HUT 75 RI: Diskriminasi tak kunjung surut

Sebanyak 940 media massa memuat 5.117 berita tentang diskriminasi rentang 1 Januari-10 Agustus 2020.

Ilustrasi. Freepik

Masih kerap terjadi diskriminasi terhadap kelompok minoritas dan rentan di Indonesia hingga kini. Usia 75 tahun tak menjadi tingkat berkeadaban di Indonesia membaik, khususnya toleransi terhadap sesama yang berbeda. Keberadaan berbagai regulasi–seperti Undang-Undang Dasar Negara Republik Indonesia 1945 Bab XA tentang Hak Asasi Manusia (HAM), Undang-Undang Nomor 39 Tahun 1999 tentang HAM, hingga Undang-Undang Nomor 40 Tahun 2008 tentang Penghapusan Diskriminasi Ras dan Etnis–pun demikian, tidak bisa menjadi alarm dini untuk mengikis intoleransi.

Berdasarkan pemberitaan media daring lokal dan nasional rentang 1 Januari-10 Agustus 2020, Alinea.id mencatat, terdapat 5.117 berita terkait diskriminasi di 940 portal. Angka kejadian sebenarnya bisa jadi lebih besar dibandingkan yang dimuat media massa.

Seluruh pemberitaan tersebut memuat tentang 18 kasus diskriminatif terhadap penyandang disabilitas serta berbasis agama dan gender. Insiden terjadi di 17 kabupaten/kota di 10 provinsi.

Berdasarkan jenisnya, diskriminasi berbasis agama di puncak dengan 10 kasus (56%). Kemudian, enam kasus (33%) terhadap penyandang disabilitas dan dua kejadian (11%) berbasis gender.

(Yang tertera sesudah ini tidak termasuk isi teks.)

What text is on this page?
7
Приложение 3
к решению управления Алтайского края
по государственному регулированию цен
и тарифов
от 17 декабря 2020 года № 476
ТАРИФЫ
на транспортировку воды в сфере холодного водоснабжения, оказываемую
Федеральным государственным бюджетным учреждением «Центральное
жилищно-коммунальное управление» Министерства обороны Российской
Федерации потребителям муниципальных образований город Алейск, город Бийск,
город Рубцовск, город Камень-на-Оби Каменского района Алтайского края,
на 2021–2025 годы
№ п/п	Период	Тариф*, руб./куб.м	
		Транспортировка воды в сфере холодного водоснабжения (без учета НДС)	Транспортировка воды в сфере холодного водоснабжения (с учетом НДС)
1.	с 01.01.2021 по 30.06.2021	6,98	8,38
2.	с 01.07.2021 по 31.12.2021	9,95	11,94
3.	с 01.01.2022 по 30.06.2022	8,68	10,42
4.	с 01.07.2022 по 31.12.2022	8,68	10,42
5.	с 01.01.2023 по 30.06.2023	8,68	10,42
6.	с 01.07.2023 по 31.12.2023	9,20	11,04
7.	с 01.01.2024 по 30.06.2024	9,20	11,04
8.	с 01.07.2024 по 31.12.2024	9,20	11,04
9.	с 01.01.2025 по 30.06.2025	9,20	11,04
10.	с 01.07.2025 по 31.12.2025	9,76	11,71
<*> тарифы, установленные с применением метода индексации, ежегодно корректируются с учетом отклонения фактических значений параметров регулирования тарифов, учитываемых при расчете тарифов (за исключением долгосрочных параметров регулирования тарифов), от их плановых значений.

Tindakan diskriminatif tertinggi terjadi di Jawa Barat (Jabar) dengan empat kasus. Perinciannya, tiga kasus diskriminasi agama di Kuningan (penyegelan bakal makam tokoh adat Karuhun Urang Sunda Wiwitan), Kabupaten Sukabumi (penyegelan pintu Masjid Al Furqon milik jemaah Ahmadiyah), dan Kota Bogor (polemik penolakan pembangunan GKI Yasmin) serta satu kasus diskriminasi disabilitas, yakni (pengusiran terhadap 41 disabilitas dari Balai Wyata Guna, Kota Bandung.